Cemas Akan Masa Yang Akan Datang

January 15, 2023
adminviaduct

Seperti yang kita ketahui, kecemasan adalah reaksi terhadap situasi tertentu yang mengancam dan sesuatu yang normal yang menyertai perkembangan, pengalaman baru, dan penemuan identitas seseorang dalam kehidupan. Kecemasan yang berlebihan dan tidak terkendali menyebabkan gejala negatif lainnya seperti depresi, gangguan panik, dan emosi yang labil.

Masa remaja dan duapuluh awal seringkali ditemani dengan kecemasan akan masa depan dan kekhawatiran lainnya yang ada di dalam pikiran. Kuliah atau kerja? Menikah umur berapa? Pasanganku siapa? Bagaimana jika tidak lulus kuliah? Ingin kerja apa? Kalau nanti pengangguran harus lakukan apa? Masa depanku bagaimana?. Merasa takut itu wajar, merasa takut ketika tujuan tidak tercapai adalah wajar. Tetapi anda harus yakin bahwa semua ini tidak serta merta terjadi dalam kenyataan. Faktanya, setiap langkah yang kita ambil ke masa depan disertai dengan keraguan, keputusan sulit, ketakutan, dan kekhawatiran.

Meski demikian, bukan berarti anda tidak memikirkan sama sekali dan cenderung tidak peduli atas masa depan anda sendiri. Kiranya menyeimbangkan memikirkan serta merencanakan dengan tidak terlalu cemas atas apa yang mungkin atau tidak terjadi di masa yang akan datang. Harapan dan tuntutan keluarga atas apa yang akan kita hadapi terkadang menimbulkan cemas yang berlebihan. Akibatnya, kita sering membandingkan diri kita dengan orang lain. Ketika tahu hal-hal tersebut menimbulkan rasa tidak nyaman pada kita, kita dapat merasa down. Menurut saya, rasa takut tidak akan mengubah keadaan di masa depan menjadi lebih baik.
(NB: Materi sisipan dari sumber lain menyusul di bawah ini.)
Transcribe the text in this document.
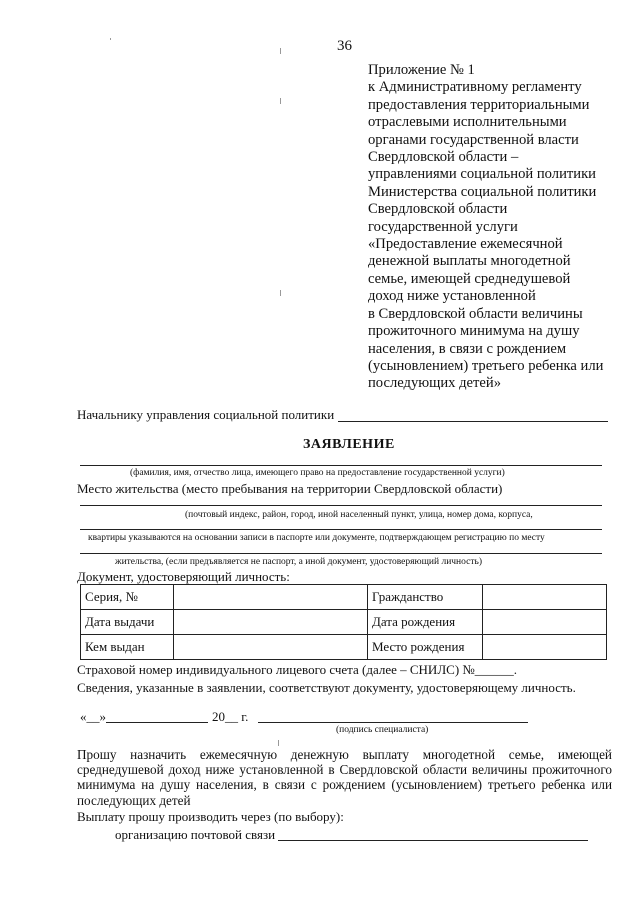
36
Приложение № 1
к Административному регламенту
предоставления территориальными
отраслевыми исполнительными
органами государственной власти
Свердловской области –
управлениями социальной политики
Министерства социальной политики
Свердловской области
государственной услуги
«Предоставление ежемесячной
денежной выплаты многодетной
семье, имеющей среднедушевой
доход ниже установленной
в Свердловской области величины
прожиточного минимума на душу
населения, в связи с рождением
(усыновлением) третьего ребенка или
последующих детей»
Начальнику управления социальной политики
ЗАЯВЛЕНИЕ
(фамилия, имя, отчество лица, имеющего право на предоставление государственной услуги)
Место жительства (место пребывания на территории Свердловской области)
(почтовый индекс, район, город, иной населенный пункт, улица, номер дома, корпуса,
квартиры указываются на основании записи в паспорте или документе, подтверждающем регистрацию по месту
жительства, (если предъявляется не паспорт, а иной документ, удостоверяющий личность)
Документ, удостоверяющий личность:
Серия, №		Гражданство	
Дата выдачи		Дата рождения	
Кем выдан		Место рождения	
Страховой номер индивидуального лицевого счета (далее – СНИЛС) №______.
Сведения, указанные в заявлении, соответствуют документу, удостоверяющему личность.
«__»	20__ г.
(подпись специалиста)
Прошу назначить ежемесячную денежную выплату многодетной семье, имеющей среднедушевой доход ниже установленной в Свердловской области величины прожиточного минимума на душу населения, в связи с рождением (усыновлением) третьего ребенка или последующих детей
Выплату прошу производить через (по выбору):
организацию почтовой связи
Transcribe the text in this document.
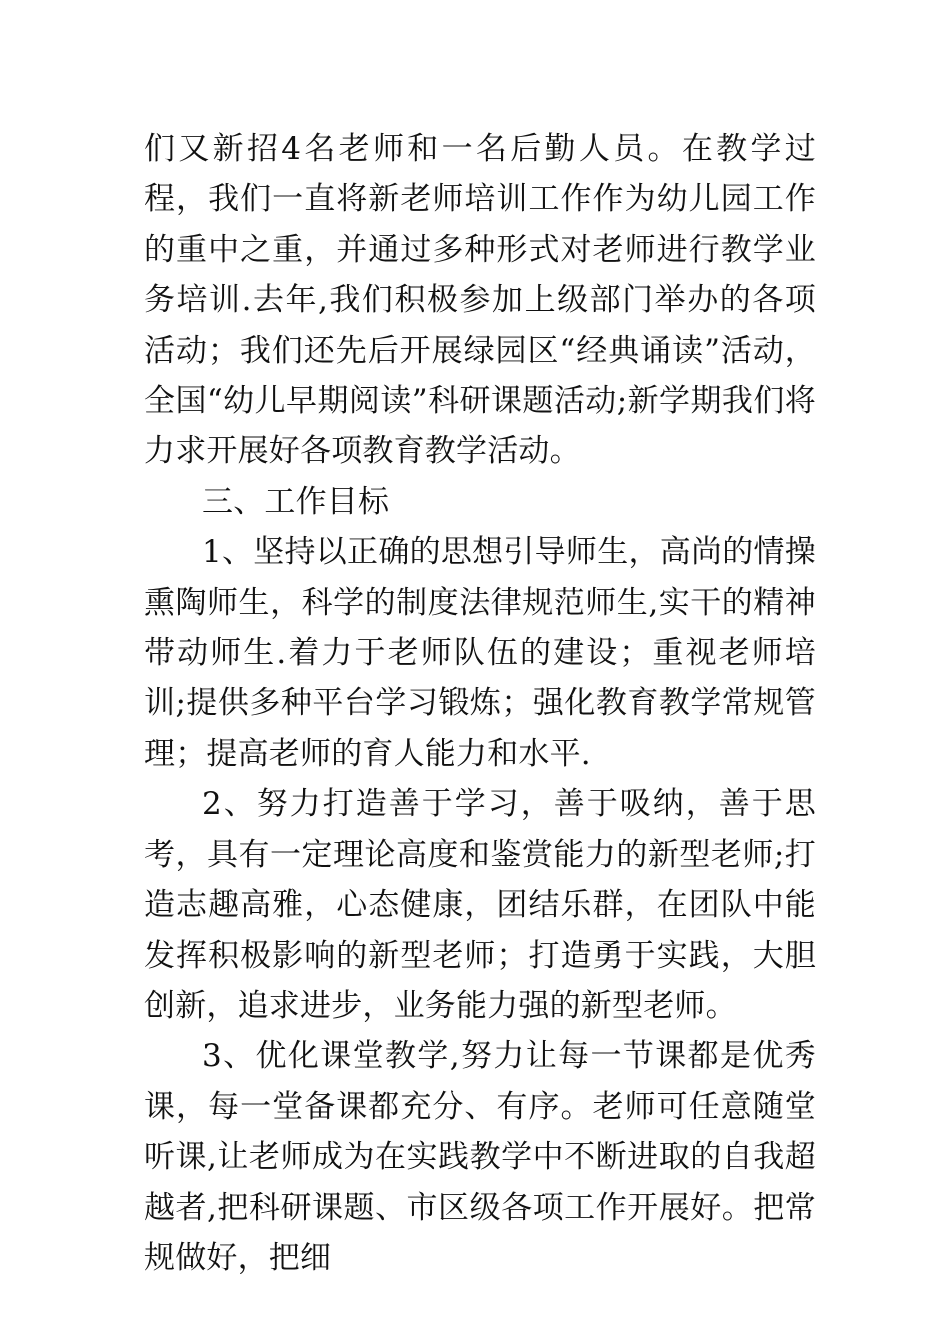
们又新招4名老师和一名后勤人员。在教学过程，我们一直将新老师培训工作作为幼儿园工作的重中之重，并通过多种形式对老师进行教学业务培训.去年,我们积极参加上级部门举办的各项活动；我们还先后开展绿园区“经典诵读”活动，全国“幼儿早期阅读”科研课题活动;新学期我们将力求开展好各项教育教学活动。

三、工作目标

1、坚持以正确的思想引导师生，高尚的情操熏陶师生，科学的制度法律规范师生,实干的精神带动师生.着力于老师队伍的建设；重视老师培训;提供多种平台学习锻炼；强化教育教学常规管理；提高老师的育人能力和水平.

2、努力打造善于学习，善于吸纳，善于思考，具有一定理论高度和鉴赏能力的新型老师;打造志趣高雅，心态健康，团结乐群，在团队中能发挥积极影响的新型老师；打造勇于实践，大胆创新，追求进步，业务能力强的新型老师。

3、优化课堂教学,努力让每一节课都是优秀课，每一堂备课都充分、有序。老师可任意随堂听课,让老师成为在实践教学中不断进取的自我超越者,把科研课题、市区级各项工作开展好。把常规做好，把细
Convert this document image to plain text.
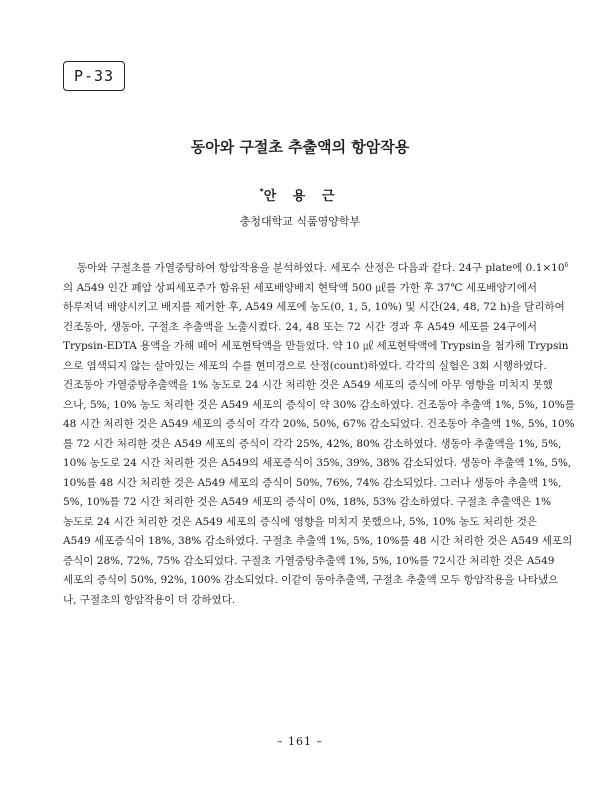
P-33
동아와 구절초 추출액의 항암작용
*안 용 근
충청대학교 식품영양학부
동아와 구절초를 가열중탕하여 항암작용을 분석하였다. 세포수 산정은 다음과 같다. 24구 plate에 $0.1\times 10^6$
의 A549 인간 폐암 상피세포주가 함유된 세포배양배지 현탁액 500 ㎕를 가한 후 37℃ 세포배양기에서
하루저녁 배양시키고 배지를 제거한 후, A549 세포에 농도(0, 1, 5, 10%) 및 시간(24, 48, 72 h)을 달리하여
건조동아, 생동아, 구절초 추출액을 노출시켰다. 24, 48 또는 72 시간 경과 후 A549 세포를 24구에서
Trypsin-EDTA 용액을 가해 떼어 세포현탁액을 만들었다. 약 10 ㎕ 세포현탁액에 Trypsin을 첨가해 Trypsin
으로 염색되지 않는 살아있는 세포의 수를 현미경으로 산정(count)하였다. 각각의 실험은 3회 시행하였다.
건조동아 가열중탕추출액을 1% 농도로 24 시간 처리한 것은 A549 세포의 증식에 아무 영향을 미치지 못했
으나, 5%, 10% 농도 처리한 것은 A549 세포의 증식이 약 30% 감소하였다. 건조동아 추출액 1%, 5%, 10%를
48 시간 처리한 것은 A549 세포의 증식이 각각 20%, 50%, 67% 감소되었다. 건조동아 추출액 1%, 5%, 10%
를 72 시간 처리한 것은 A549 세포의 증식이 각각 25%, 42%, 80% 감소하였다. 생동아 추출액을 1%, 5%,
10% 농도로 24 시간 처리한 것은 A549의 세포증식이 35%, 39%, 38% 감소되었다. 생동아 추출액 1%, 5%,
10%를 48 시간 처리한 것은 A549 세포의 증식이 50%, 76%, 74% 감소되었다. 그러나 생동아 추출액 1%,
5%, 10%를 72 시간 처리한 것은 A549 세포의 증식이 0%, 18%, 53% 감소하였다. 구절초 추출액은 1%
농도로 24 시간 처리한 것은 A549 세포의 증식에 영향을 미치지 못했으나, 5%, 10% 농도 처리한 것은
A549 세포증식이 18%, 38% 감소하였다. 구절초 추출액 1%, 5%, 10%를 48 시간 처리한 것은 A549 세포의
증식이 28%, 72%, 75% 감소되었다. 구절초 가열중탕추출액 1%, 5%, 10%를 72시간 처리한 것은 A549
세포의 증식이 50%, 92%, 100% 감소되었다. 이같이 동아추출액, 구절초 추출액 모두 항암작용을 나타냈으
나, 구절초의 항암작용이 더 강하였다.
– 161 –
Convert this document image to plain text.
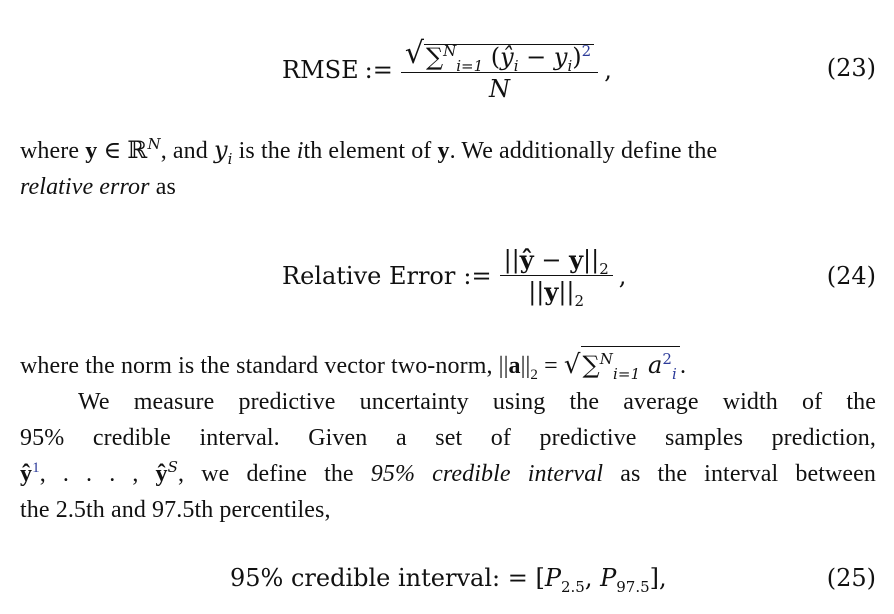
RMSE := √ ∑$^N_{i=1}$ $(ŷ_i - y_i)^2$
N
,	(23)
where y ∈ ℝ$^N$, and $y_i$ is the ith element of y. We additionally define the
relative error as
Relative Error := $\frac{||ŷ - y||_2}{||y||_2}$ ,	(24)
where the norm is the standard vector two-norm, $||a||_2 = √\sum^N_{i=1}$ $a^2_i$ .
We measure predictive uncertainty using the average width of the
95% credible interval. Given a set of predictive samples prediction,
$ŷ^1$, . . . , $ŷ^S$, we define the 95% credible interval as the interval between
the 2.5th and 97.5th percentiles,
95% credible interval: = [$P_{2.5}$, $P_{97.5}$],	(25)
Tetapi, Hidup ini begitu rumit dan terkadang amat menyulitkan bagi banyak orang, hari – hari lebih diisi oleh masalah dibandingkan hal – hal yang menyenangkan. Tapi hidup ini pilihan satu-satunya apabila anda tidak ingin pergi lebih dahulu menuju kematian, yang bisa kita lakukan adalah jangan mudah menyerah dan pahami bahwa kita tidak mungkin bisa mengatur segalanya agar sesuai dengan yang kita inginkan.

Hal – hal seperti bersyukur atas apa yang kita miliki mungkin sudah sering didengar dan bagi kita terkesan menyebalkan dan menyepelekan masalah tetapi tidak ada salahnya menaruh diri dalam perspektif manusia yang menjalani hidup dengan kesulitan dan hambatan yang lebih banyak dari kita. Tentu tidak berarti dengan hal itu menghilangkan rasa cemas kita tetapi akan sedikit membantu, dan hal yang membantu meski hanya sedikit adalah hal yang baik.